Once settled, Ted did return to his art, but it was intermittent, a hobby, with studio time seized in between the necessities of life.
However, time passes, children and grandchildren grow up and factors change, and Ted found more time to pursue his original vocation, to pursue his art.
With encouragement from his family and friends, and in particular from his friend Arvy Kras, who owns an art gallery in Olinda, he tackled the world of painting seriously, a step that clearly was essential in healing the memories of Vietnam.
In a mammoth effort, Ted has produced over 25 paintings, which will be exhibited at Arvy’s Art Gallery in Olinda from Friday, 13 November, with the official opening being held on Sunday, 15 November, at 2pm.
The exhibition will be on display for four weeks.
So what is Ted offering the viewer?
Ted claims ‘no concept or theme in my art’.
This conjures up the theory of ‘abstraction’ and indeed audiences are confronted with abstract works, despite the allusive hint of figuration.
Ted is a painter of subjectivity.
Feeling is evoked through the empathy for medium, form, shape, line, colour and texture.
Colours are mostly earthy ochres and creams, set against a garnet of brilliant red or a slash of black, and sometimes a surprisingly deep blue.
Subtle manipulations of tones contrast with bold forms that should compete with the primordial graphic lines, yet reside with mutual respect.

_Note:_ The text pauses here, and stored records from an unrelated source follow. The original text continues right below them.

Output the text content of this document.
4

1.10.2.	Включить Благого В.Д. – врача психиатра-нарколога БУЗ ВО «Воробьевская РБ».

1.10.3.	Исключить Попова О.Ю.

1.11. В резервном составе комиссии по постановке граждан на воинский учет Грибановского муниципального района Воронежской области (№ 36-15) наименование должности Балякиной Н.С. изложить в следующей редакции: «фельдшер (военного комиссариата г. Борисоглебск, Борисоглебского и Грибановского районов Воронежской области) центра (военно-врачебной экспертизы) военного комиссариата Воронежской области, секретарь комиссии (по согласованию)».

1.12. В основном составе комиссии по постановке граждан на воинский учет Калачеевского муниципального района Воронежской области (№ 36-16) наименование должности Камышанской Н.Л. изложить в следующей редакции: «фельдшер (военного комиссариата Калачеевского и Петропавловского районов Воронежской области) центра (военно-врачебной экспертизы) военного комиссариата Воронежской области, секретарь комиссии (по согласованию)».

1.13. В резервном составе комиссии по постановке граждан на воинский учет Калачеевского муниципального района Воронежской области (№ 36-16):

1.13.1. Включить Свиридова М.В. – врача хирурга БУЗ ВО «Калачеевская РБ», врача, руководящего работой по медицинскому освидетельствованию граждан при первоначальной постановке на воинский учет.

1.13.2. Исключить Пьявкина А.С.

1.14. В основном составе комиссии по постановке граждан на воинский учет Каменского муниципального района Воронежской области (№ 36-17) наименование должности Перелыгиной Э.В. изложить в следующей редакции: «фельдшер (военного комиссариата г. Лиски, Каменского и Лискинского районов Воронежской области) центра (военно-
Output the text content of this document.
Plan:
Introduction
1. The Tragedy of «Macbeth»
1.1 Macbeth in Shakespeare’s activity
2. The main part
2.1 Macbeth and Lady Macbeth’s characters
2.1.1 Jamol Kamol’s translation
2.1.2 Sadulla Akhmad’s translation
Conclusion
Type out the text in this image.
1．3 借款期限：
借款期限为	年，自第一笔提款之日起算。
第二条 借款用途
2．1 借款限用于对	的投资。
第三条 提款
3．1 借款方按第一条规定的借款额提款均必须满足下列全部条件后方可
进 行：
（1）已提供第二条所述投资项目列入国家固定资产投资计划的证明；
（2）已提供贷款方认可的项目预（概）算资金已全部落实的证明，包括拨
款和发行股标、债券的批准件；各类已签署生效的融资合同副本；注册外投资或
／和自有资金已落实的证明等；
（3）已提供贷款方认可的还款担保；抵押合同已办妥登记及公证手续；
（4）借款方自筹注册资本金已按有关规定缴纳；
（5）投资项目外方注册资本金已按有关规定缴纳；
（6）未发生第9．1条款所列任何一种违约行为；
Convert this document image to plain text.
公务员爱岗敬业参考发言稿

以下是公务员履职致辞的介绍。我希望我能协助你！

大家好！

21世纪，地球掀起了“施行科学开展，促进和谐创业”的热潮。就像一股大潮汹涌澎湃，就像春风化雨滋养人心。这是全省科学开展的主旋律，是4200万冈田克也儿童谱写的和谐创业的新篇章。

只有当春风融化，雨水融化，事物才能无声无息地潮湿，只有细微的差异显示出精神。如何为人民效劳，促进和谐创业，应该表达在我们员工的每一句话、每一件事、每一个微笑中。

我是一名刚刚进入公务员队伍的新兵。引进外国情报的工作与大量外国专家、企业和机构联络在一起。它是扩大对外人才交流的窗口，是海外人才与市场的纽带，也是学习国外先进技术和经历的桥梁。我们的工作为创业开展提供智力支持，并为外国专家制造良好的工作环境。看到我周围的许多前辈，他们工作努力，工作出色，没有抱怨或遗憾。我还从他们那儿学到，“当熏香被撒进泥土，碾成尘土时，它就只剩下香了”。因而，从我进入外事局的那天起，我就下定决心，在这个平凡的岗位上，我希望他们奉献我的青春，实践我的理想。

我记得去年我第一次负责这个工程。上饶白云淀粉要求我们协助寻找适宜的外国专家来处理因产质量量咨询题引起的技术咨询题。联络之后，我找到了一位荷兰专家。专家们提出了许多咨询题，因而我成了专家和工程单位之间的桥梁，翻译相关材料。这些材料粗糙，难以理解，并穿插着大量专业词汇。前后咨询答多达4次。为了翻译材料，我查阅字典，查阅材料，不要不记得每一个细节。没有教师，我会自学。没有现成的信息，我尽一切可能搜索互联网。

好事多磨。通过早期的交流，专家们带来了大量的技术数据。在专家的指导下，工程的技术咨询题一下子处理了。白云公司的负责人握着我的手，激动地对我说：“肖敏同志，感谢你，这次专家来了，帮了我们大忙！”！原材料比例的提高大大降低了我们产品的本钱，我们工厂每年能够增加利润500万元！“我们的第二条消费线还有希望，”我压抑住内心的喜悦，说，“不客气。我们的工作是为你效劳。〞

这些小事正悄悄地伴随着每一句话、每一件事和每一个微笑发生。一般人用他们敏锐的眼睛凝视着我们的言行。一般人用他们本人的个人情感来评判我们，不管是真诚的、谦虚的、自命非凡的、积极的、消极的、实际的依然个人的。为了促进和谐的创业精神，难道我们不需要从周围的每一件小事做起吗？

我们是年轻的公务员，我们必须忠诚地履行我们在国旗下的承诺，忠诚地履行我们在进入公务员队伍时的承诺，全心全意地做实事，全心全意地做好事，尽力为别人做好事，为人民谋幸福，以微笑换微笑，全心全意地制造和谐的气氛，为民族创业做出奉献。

Lines are often incised into his surfaces, a homage to man’s earliest recorded marks.
Ted’s paintings have an imposing simplicity, but a monumental demeanour.
If there was a fundamental philosophy to Ted’s aims, it is that he is faithful to the primordial urge of man to make and leave his mark.
These paintings are tablets recording time, the bygone and the now.
Despite a 50-year hiatus, Ted has caught up quickly, replacing trauma with peace and fulfilment in his paintings.